2010-03-19 by John V. Talbert

Does anyone know if there is any way to mod the VCA on the A-107 to
reduce the noise level?  Right now, the output contributes quite a bit
of hiss to the signal, especially noticeable when working with
low-passed signals that don't mask the added hiss.  And there doesn't
appear to be a way to bypass the VCA signal path.  Ideally, I'd want
it to be at least as clean as the A-132-3 or close to it.

Kindest regards,
John

Re: [Doepfer_a100] A-107 Noisy VCA

2010-03-19 by Florian Anwander

Hi John

> Does anyone know if there is any way to mod the VCA on the A-107 to
> reduce the noise level?  
To my knowledge the A107 is using a Curtis Chip CEM3372 which integrates 
VCF and VCA.

If you are knowledged in measuring signals, you might check at pin 17 
whether the  VCF signal itself is noisy already. pin 12 is the VCA input 
  pin 14 is the VCA output. There should be a buffer opamp after the 
output, which might be noisy too. In theory you might skip the VCA, by 
connecting pin17 directly to this buffer, and use an external VCA.

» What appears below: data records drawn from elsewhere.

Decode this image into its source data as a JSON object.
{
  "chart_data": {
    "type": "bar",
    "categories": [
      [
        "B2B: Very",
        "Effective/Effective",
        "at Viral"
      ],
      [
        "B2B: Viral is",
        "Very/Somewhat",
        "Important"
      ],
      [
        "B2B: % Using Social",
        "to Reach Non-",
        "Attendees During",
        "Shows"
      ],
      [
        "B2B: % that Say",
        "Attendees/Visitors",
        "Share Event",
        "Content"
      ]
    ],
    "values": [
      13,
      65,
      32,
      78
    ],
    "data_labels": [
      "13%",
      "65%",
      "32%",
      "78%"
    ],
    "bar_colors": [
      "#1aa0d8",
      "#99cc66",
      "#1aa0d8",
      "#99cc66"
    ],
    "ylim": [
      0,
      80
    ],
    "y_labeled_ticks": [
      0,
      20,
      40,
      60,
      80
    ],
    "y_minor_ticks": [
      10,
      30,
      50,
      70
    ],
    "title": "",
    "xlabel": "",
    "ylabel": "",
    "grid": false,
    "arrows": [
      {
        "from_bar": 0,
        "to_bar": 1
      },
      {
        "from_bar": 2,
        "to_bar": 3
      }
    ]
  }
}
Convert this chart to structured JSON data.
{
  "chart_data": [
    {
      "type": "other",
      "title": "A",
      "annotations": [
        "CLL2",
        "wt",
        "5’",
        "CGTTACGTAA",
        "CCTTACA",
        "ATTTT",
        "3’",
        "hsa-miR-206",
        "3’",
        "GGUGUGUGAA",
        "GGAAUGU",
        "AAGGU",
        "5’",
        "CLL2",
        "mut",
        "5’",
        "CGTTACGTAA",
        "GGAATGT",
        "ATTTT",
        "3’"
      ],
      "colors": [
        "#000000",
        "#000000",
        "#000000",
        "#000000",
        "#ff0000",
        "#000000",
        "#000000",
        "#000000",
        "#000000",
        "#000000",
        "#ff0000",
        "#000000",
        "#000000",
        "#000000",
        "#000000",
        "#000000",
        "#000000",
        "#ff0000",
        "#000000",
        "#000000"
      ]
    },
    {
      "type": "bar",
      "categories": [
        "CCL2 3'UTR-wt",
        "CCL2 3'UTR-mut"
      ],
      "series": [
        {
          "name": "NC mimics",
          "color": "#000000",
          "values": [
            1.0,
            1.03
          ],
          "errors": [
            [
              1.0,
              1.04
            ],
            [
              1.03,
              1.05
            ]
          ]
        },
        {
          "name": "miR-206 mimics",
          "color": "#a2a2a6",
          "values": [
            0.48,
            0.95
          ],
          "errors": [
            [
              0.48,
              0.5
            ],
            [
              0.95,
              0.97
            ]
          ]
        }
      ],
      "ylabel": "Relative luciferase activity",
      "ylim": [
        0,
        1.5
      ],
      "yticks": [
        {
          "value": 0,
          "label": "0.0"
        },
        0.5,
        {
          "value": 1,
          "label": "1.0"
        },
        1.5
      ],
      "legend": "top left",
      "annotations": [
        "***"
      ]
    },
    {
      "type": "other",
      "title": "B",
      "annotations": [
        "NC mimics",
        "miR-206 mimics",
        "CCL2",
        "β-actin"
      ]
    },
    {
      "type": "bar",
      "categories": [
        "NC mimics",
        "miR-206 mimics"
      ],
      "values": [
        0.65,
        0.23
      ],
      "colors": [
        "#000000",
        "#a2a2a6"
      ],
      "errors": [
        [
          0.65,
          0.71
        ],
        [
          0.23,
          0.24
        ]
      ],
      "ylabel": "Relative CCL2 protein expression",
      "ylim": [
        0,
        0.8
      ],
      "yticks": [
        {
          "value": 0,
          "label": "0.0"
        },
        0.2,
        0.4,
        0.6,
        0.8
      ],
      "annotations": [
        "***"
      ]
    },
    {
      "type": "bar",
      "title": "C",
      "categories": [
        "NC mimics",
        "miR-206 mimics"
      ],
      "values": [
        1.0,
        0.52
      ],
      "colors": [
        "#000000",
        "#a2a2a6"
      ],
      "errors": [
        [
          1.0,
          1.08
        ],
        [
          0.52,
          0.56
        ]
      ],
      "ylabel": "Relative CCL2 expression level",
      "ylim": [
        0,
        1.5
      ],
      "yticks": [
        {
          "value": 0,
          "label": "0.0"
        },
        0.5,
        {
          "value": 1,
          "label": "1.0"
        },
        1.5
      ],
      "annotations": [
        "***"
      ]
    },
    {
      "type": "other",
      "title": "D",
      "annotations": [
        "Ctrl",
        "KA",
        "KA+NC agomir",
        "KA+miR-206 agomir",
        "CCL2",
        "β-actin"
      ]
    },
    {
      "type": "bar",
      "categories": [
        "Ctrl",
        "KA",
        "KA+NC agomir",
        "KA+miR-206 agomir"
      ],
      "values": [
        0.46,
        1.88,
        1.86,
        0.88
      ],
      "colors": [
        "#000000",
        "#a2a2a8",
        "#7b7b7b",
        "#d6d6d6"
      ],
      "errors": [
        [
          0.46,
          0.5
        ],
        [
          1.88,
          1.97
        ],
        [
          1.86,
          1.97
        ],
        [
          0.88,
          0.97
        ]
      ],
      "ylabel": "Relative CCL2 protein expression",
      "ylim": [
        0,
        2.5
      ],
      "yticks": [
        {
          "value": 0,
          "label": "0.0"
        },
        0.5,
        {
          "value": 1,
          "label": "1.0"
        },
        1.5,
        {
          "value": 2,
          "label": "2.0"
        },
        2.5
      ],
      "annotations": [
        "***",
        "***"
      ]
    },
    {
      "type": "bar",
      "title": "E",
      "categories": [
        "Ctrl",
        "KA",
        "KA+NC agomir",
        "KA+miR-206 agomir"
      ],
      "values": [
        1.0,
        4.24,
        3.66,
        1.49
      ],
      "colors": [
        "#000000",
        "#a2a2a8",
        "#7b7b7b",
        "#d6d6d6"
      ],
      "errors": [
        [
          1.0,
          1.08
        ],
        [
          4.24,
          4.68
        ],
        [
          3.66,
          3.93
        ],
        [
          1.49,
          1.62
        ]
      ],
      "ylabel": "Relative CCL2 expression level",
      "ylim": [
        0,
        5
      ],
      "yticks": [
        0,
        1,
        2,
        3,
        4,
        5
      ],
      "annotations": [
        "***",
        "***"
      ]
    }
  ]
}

To avoid noise at the VCA, you should assure to feed a full signal level 
to the VCF input already. And keep in mind, that some filter settings, 
which reduce the energy of the signal (Bandpass), will provide lower 
signal levels to the VCA.

Florian

Re: A-107 Noisy VCA

2010-03-19 by Tim

Hi John, Florian,

> > Does anyone know if there is any way to mod the VCA on the A-107 to
> > reduce the noise level?  
> To my knowledge the A107 is using a Curtis Chip CEM3372 which integrates 
> VCF and VCA.

It is actually the CEM3379 which is used in the A-107, so the pin-outs for Florian's good ideas aren't applicable: the VCA 'in' is pin 13, and 'out' is pin 11; the 'out' however is a current, feeding an op amp virtual-ground summing node, so unfortunately you won't be able to measure any signal there.

However, it should be possible to take the signal _before_ the VCA, from jumper 'JP16' - this is hidden by the ribbon connecting the two boards, and the pin nearest the edge of the board is the signal output from the op amp summing the outputs from all four filter sections.

The signal paths are going through quite a lot of chips, so it might not be too much of a surprise that it picks up noise on the way: after the '3379, each stage is amplified (approx x10 last stage; x75 the others); then through the SSM2164 VCAs for the morphing; summed; then the '3379 VCA, and the final op amp converts to a voltage for output!